Bis zu 15 Männer, die in der Männerübernachtung waren oder auf der Straße übernachtet haben, kommen jeden Morgen zu Michael Thiergärtner, um ihren Tagessatz abzuholen. Viele wünschen sich nichts mehr, als endlich wieder ein normales Leben zu führen. Das scheitert derzeit vor allem an einem Punkt, sagt der Sozialpädagoge: „Die Männer finden keine Wohnung, die sie mit dem Hartz IV-Satz bezahlen könnten.“ Der Würzburger Markt an günstigem Wohnraum sei leergefegt. Viele Klienten der Christophorus-Gesellschaft suchen seit Monaten, wenn nicht seit Jahren.

Bereits vor fünf Jahren verwiesen die Christophorus-Gesellschaft und andere soziale Organisationen in Würzburg darauf, dass die Situation immer brisanter wird. Resonanz auf die Appelle gab es kaum. Nun sollen Wohnungen gebaut werden - allerdings in erster Linie mit Blick auf Flüchtlinge. Was bei einer ganzen Reihe von armen Menschen auf Unmut stößt.

„Auch ich will, dass Flüchtlingen geholfen wird. Aber warum tut niemand etwas für uns?“, klagt ein Klient der Christophorus-Gesellschaft, der sich als Verlierer in der aktuellen Debatte um die Integration von Zuwanderern fühlt. Flüchtlingen wolle er beileibe kein einziges Hilfsangebot wegnehmen: „Doch für uns Arme muss endlich mehr getan werden!“

Viel mehr Sozialwohnungen fordert der Mann.
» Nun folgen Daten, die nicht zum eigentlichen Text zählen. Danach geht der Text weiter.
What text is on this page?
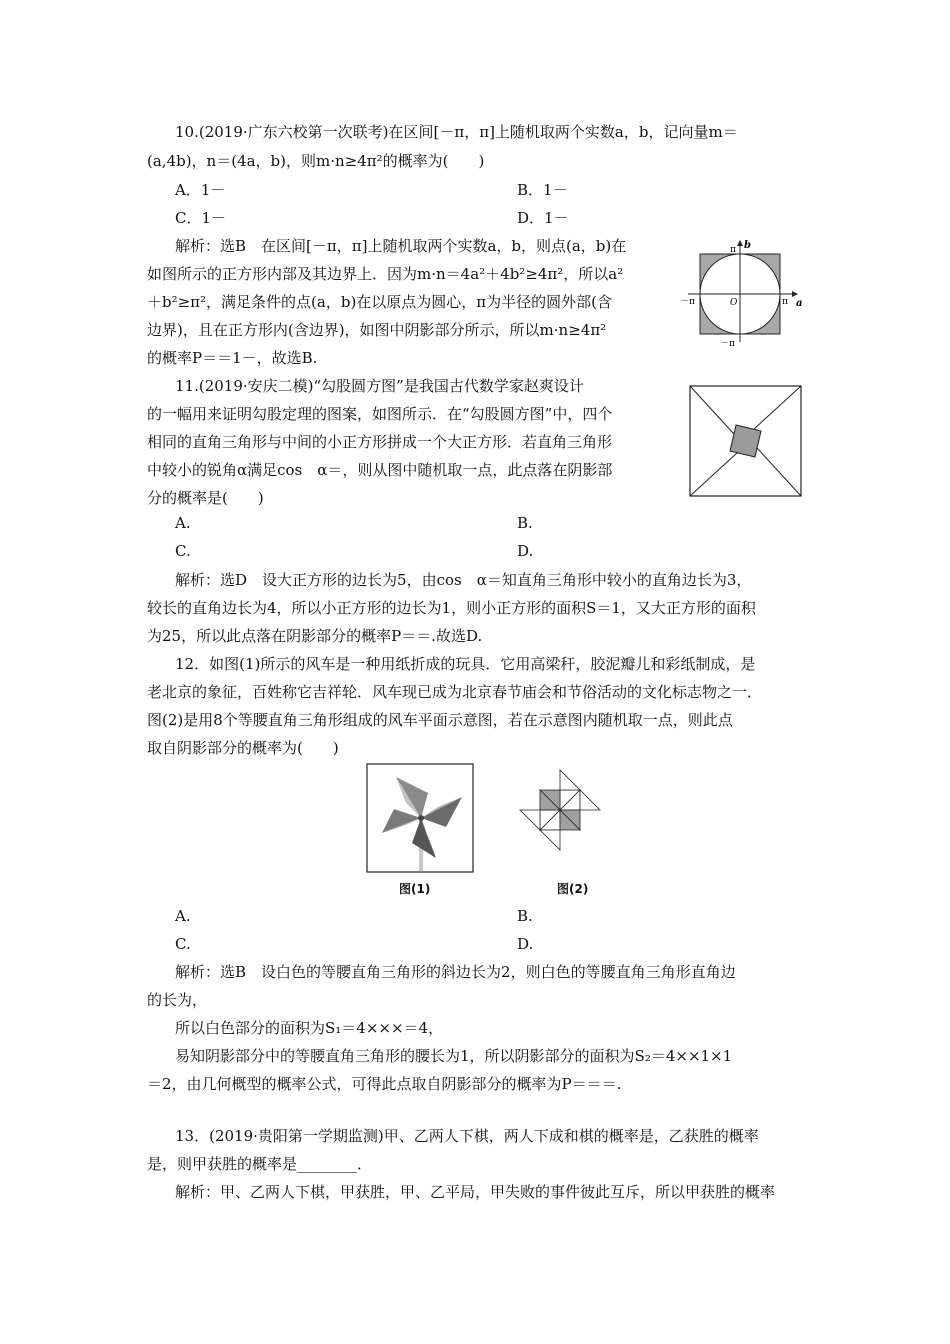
10.(2019·广东六校第一次联考)在区间[－π，π]上随机取两个实数a，b，记向量m＝
(a,4b)，n＝(4a，b)，则m·n≥4π²的概率为(　　)
A．1－	B．1－
C．1－	D．1－
解析：选B　在区间[－π，π]上随机取两个实数a，b，则点(a，b)在
如图所示的正方形内部及其边界上．因为m·n＝4a²＋4b²≥4π²，所以a²
＋b²≥π²，满足条件的点(a，b)在以原点为圆心，π为半径的圆外部(含
边界)，且在正方形内(含边界)，如图中阴影部分所示，所以m·n≥4π²
的概率P＝＝1－，故选B.
b
π
－π	O	π a
－π
11.(2019·安庆二模)“勾股圆方图”是我国古代数学家赵爽设计
的一幅用来证明勾股定理的图案，如图所示．在“勾股圆方图”中，四个
相同的直角三角形与中间的小正方形拼成一个大正方形．若直角三角形
中较小的锐角α满足cos　α＝，则从图中随机取一点，此点落在阴影部
分的概率是(　　)
A.	B.
C.	D.
解析：选D　设大正方形的边长为5，由cos　α＝知直角三角形中较小的直角边长为3，
较长的直角边长为4，所以小正方形的边长为1，则小正方形的面积S＝1，又大正方形的面积
为25，所以此点落在阴影部分的概率P＝＝.故选D.
12．如图(1)所示的风车是一种用纸折成的玩具．它用高梁秆，胶泥瓣儿和彩纸制成，是
老北京的象征，百姓称它吉祥轮．风车现已成为北京春节庙会和节俗活动的文化标志物之一．
图(2)是用8个等腰直角三角形组成的风车平面示意图，若在示意图内随机取一点，则此点
取自阴影部分的概率为(　　)
图(1)	图(2)
A.	B.
C.	D.
解析：选B　设白色的等腰直角三角形的斜边长为2，则白色的等腰直角三角形直角边
的长为，
所以白色部分的面积为S₁＝4×××＝4，
易知阴影部分中的等腰直角三角形的腰长为1，所以阴影部分的面积为S₂＝4××1×1
＝2，由几何概型的概率公式，可得此点取自阴影部分的概率为P＝＝＝.
13．(2019·贵阳第一学期监测)甲、乙两人下棋，两人下成和棋的概率是，乙获胜的概率
是，则甲获胜的概率是________．
解析：甲、乙两人下棋，甲获胜，甲、乙平局，甲失败的事件彼此互斥，所以甲获胜的概率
Vom Jobcenter wünscht er sich außerdem echte Unterstützung: „Und nicht, dass man dauernd sanktioniert wird.“ Auch an die Gesellschaft hat der Wohnungslose einen Wunsch: „Arme dürfen nicht ausgegrenzt werden.“ Man sollte sich Ihnen gegenüber, ebenso wie gegenüber den Flüchtlingen, solidarisch zeigen.